What's next for ARIT- A New Perspective on RIT Campus


While brainstorming ideas for Brickhack, our group wished to build something useful for our community while also being something that utilizes an actively developed technology. Over the course of an hour, many ideas blossomed and wilted until finally, we came upon ARIT.

What it does

ARIT is an Augmented Reality app that utilizes the GPS locations of RIT buildings and a phone's camera to layer on the name of building to construct an interactive map of RIT. By pointing your phone towards a certain building, its name will be displayed on the screen. Tapping on the name will enlarge it and show some details about that building. This could be highly useful for people exploring the campus for the first time, or for the hundredth time and just didn't take the time to learn all the buildings yet.

How I built it

We started by data retrieval, which proved to be the easy part of the operation. We found the official maps.rit.edu website already loads a single JSON file with over 500 RIT landmarks, many of which are buildings. We wrote some short Node.js utilities to parse this data into a usable form that could be directly included in our application, which included not only building information, but also an entire polygon surrounding that building.

We began building our app in Unity, since we noticed that Google ARCore should be able to work cross-platform through Unity. After several hours of working at this since none of us really knew Unity initially, we opted to go a different route due to the Unity API not working quite the way we desired- which sadly involved dropping Android support.

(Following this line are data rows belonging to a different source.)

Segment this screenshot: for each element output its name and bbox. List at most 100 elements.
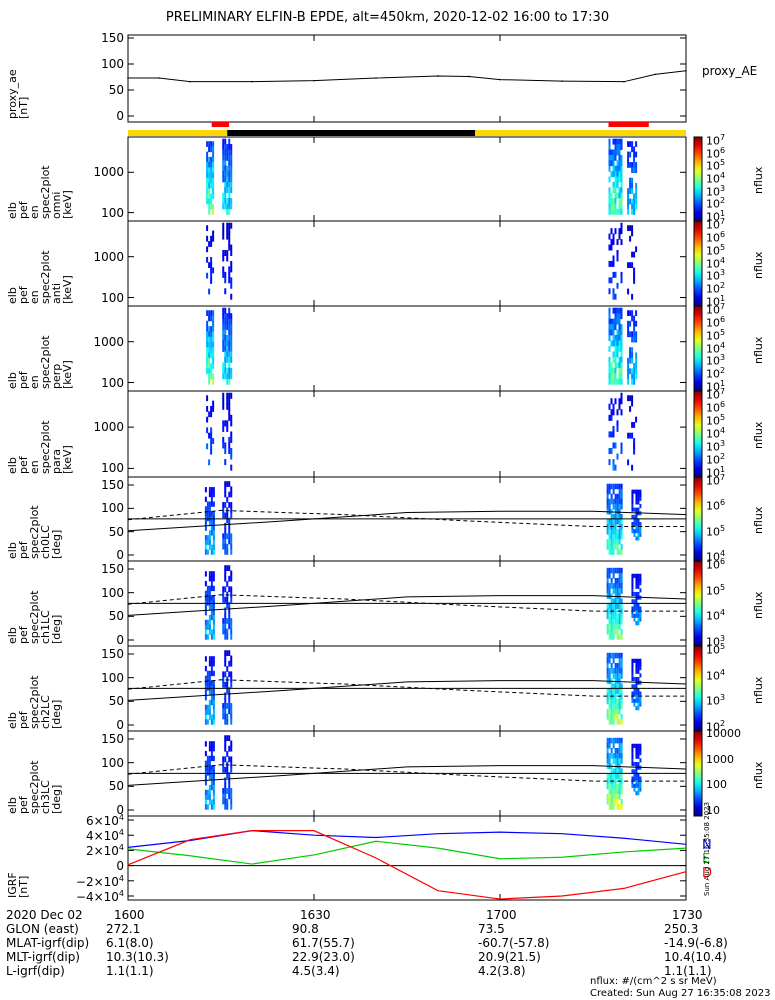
spectrogram-cell-ch1: [618, 583, 621, 589]
spectrogram-cell-ch3: [639, 776, 642, 781]
spectrogram-cell-ch2: [631, 673, 634, 678]
spectrogram-cell-en_omni: [620, 187, 623, 194]
spectrogram-cell-ch1: [618, 593, 621, 599]
colorbar-tick-en_para: 105: [706, 413, 726, 428]
spectrogram-cell-en_omni: [210, 198, 213, 205]
spectrogram-cell-ch0: [206, 549, 209, 555]
spectrogram-cell-en_omni: [620, 192, 623, 199]
spectrogram-cell-en_para: [230, 453, 233, 460]
spectrogram-cell-ch2: [606, 693, 609, 700]
spectrogram-cell-ch2: [606, 652, 609, 659]
spectrogram-cell-en_perp: [226, 335, 229, 341]
spectrogram-cell-ch3: [208, 794, 211, 800]
spectrogram-cell-ch0: [620, 488, 623, 495]
spectrogram-cell-en_perp: [614, 373, 617, 380]
spectrogram-cell-ch1: [614, 618, 617, 625]
spectrogram-cell-en_omni: [212, 162, 215, 168]
spectrogram-cell-ch3: [608, 737, 611, 744]
spectrogram-cell-en_anti: [224, 288, 227, 295]
spectrogram-cell-en_anti: [616, 282, 619, 289]
spectrogram-cell-en_anti: [210, 235, 213, 242]
spectrogram-cell-en_omni: [222, 160, 225, 167]
spectrogram-cell-en_perp: [208, 310, 211, 317]
ytick-label-en_anti: 1000: [93, 249, 124, 264]
spectrogram-cell-ch3: [614, 737, 617, 744]
spectrogram-cell-ch3: [228, 793, 231, 800]
spectrogram-cell-ch2: [616, 668, 619, 674]
spectrogram-cell-ch1: [230, 591, 233, 598]
spectrogram-cell-ch3: [208, 760, 211, 766]
spectrogram-cell-en_perp: [208, 315, 211, 322]
spectrogram-cell-en_perp: [224, 356, 227, 363]
spectrogram-cell-en_para: [230, 448, 233, 455]
spectrogram-cell-ch3: [618, 748, 621, 754]
colorbar-tick-en_anti: 105: [706, 242, 726, 258]
spectrogram-cell-en_anti: [612, 288, 615, 295]
spectrogram-cell-ch2: [635, 687, 638, 693]
ae-point: [375, 77, 377, 79]
spectrogram-cell-ch0: [620, 483, 623, 490]
spectrogram-cell-ch0: [635, 536, 638, 541]
ephem-value: -60.7(-57.8): [478, 936, 550, 950]
spectrogram-cell-en_omni: [614, 176, 617, 183]
ae-point: [313, 79, 315, 82]
spectrogram-cell-en_omni: [210, 146, 213, 153]
spectrogram-cell-ch0: [639, 496, 642, 501]
spectrogram-cell-en_omni: [618, 171, 621, 177]
spectrogram-cell-en_anti: [620, 239, 623, 246]
spectrogram-cell-en_para: [230, 414, 233, 421]
spectrogram-cell-ch0: [610, 483, 613, 490]
spectrogram-cell-ch1: [614, 613, 617, 620]
spectrogram-cell-ch3: [226, 798, 229, 805]
spectrogram-cell-ch2: [620, 652, 623, 659]
spectrogram-cell-en_omni: [224, 144, 227, 150]
spectrogram-cell-ch2: [222, 681, 225, 688]
spectrogram-cell-en_perp: [635, 368, 638, 375]
spectrogram-cell-ch3: [620, 758, 623, 764]
spectrogram-cell-ch1: [635, 591, 638, 597]
spectrogram-cell-ch2: [224, 708, 227, 715]
spectrogram-cell-en_omni: [614, 154, 617, 161]
spectrogram-cell-en_omni: [629, 198, 632, 205]
colorbar-tick-en_omni: 105: [706, 158, 726, 173]
spectrogram-cell-ch0: [620, 524, 623, 530]
spectrogram-cell-ch0: [635, 522, 638, 527]
spectrogram-cell-en_omni: [228, 149, 231, 156]
units-note: nflux: #/(cm^2 s sr MeV): [590, 976, 717, 987]
spectrogram-cell-ch3: [618, 758, 621, 764]
spectrogram-cell-en_anti: [230, 260, 233, 267]
spectrogram-cell-en_omni: [226, 203, 229, 210]
spectrogram-cell-ch0: [224, 522, 227, 529]
spectrogram-cell-en_omni: [616, 160, 619, 167]
spectrogram-cell-en_para: [633, 438, 636, 444]
spectrogram-cell-en_perp: [614, 307, 617, 314]
spectrogram-cell-ch0: [608, 549, 611, 555]
spectrogram-cell-en_anti: [208, 288, 211, 295]
spectrogram-cell-ch2: [620, 698, 623, 705]
ytick-label-ch0: 100: [101, 501, 124, 516]
spectrogram-cell-en_anti: [610, 260, 613, 267]
spectrogram-cell-ch2: [635, 662, 638, 667]
spectrogram-cell-ch2: [616, 714, 619, 720]
spectrogram-cell-en_anti: [210, 278, 213, 284]
spectrogram-cell-ch0: [208, 491, 211, 498]
spectrogram-cell-en_para: [612, 425, 615, 432]
spectrogram-cell-ch2: [633, 698, 636, 703]
spectrogram-cell-en_omni: [228, 203, 231, 210]
spectrogram-cell-ch2: [616, 673, 619, 679]
spectrogram-cell-en_perp: [633, 331, 636, 338]
spectrogram-cell-ch3: [210, 755, 213, 762]
spectrogram-cell-en_perp: [620, 335, 623, 341]
spectrogram-cell-ch2: [614, 693, 617, 700]
spectrogram-cell-en_omni: [631, 203, 634, 210]
spectrogram-cell-ch2: [230, 708, 233, 715]
spectrogram-cell-ch2: [635, 669, 638, 674]
spectrogram-cell-ch0: [631, 496, 634, 501]
spectrogram-cell-en_para: [608, 414, 611, 421]
spectrogram-cell-en_omni: [224, 160, 227, 167]
spectrogram-cell-en_perp: [228, 329, 231, 336]
spectrogram-cell-en_perp: [608, 373, 611, 380]
colorbar-tick-ch0: 104: [706, 549, 726, 564]
spectrogram-cell-ch0: [631, 493, 634, 498]
spectrogram-cell-en_omni: [222, 203, 225, 210]
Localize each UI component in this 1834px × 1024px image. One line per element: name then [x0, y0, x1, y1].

The final rendition of ARIT was built in Xcode using Swift, so that we could utilize the iOS platform's built-in ARKit. We utilized a fairly popular open-source project from GitHub called ARKit-CoreLocation to combine accurate AR technology with the GPS coordinates we parsed from maps.rit.edu. This library helped us get started quickly, but we still had to write a decent amount of additional code and modification to the library.

Challenges I ran into

The challenge that we ran into was that originally we attempted to make this app multiplatform. But after extensive hours attempting to utilize vector math, the haversine formula and Unity, the program crashed and burned. Soon after feeling lost on how to get our app to correctly set up the nameplates for buildings, Bradley found the open-source project that solved a lot of our problems.

Accomplishments that I'm proud of

The biggest thing to feel proud of was when the team went outside in 13-degree weather to test out the app on the entirety of campus. Seeing the names accurately display on their respective building was the most stunning thing of the night even though we almost lost our hands to icy falls and frostbite.

What I learned

We all learned what a hackathon is like, all being first-timers! We certainly learned about some of the challenges of programming location-based Augmented Reality apps, giving us a new appreciation for apps like Pokemon Go who manage to get everything to work reasonably well together, especially in a cross-platform manner.

What's next for ARIT- A New Perspective on RIT Campus

One major limitation of ARIT in its present state is that the JSON data file is integrated with the app, so it cannot be easily updated. We could create a HTTP server with this JSON file to more easily change it dynamically, or perhaps more interestingly, apply the same app to places other than RIT.

Sticking with the RIT application, there are still many places to go. For one thing, we could achieve platform parity by going back and making the Android version originally in our plans. For another, we could include more information about buildings in the popup, including historical information and current events. Yet another future enhancement could involve showing the fastest route to walk from one building to another.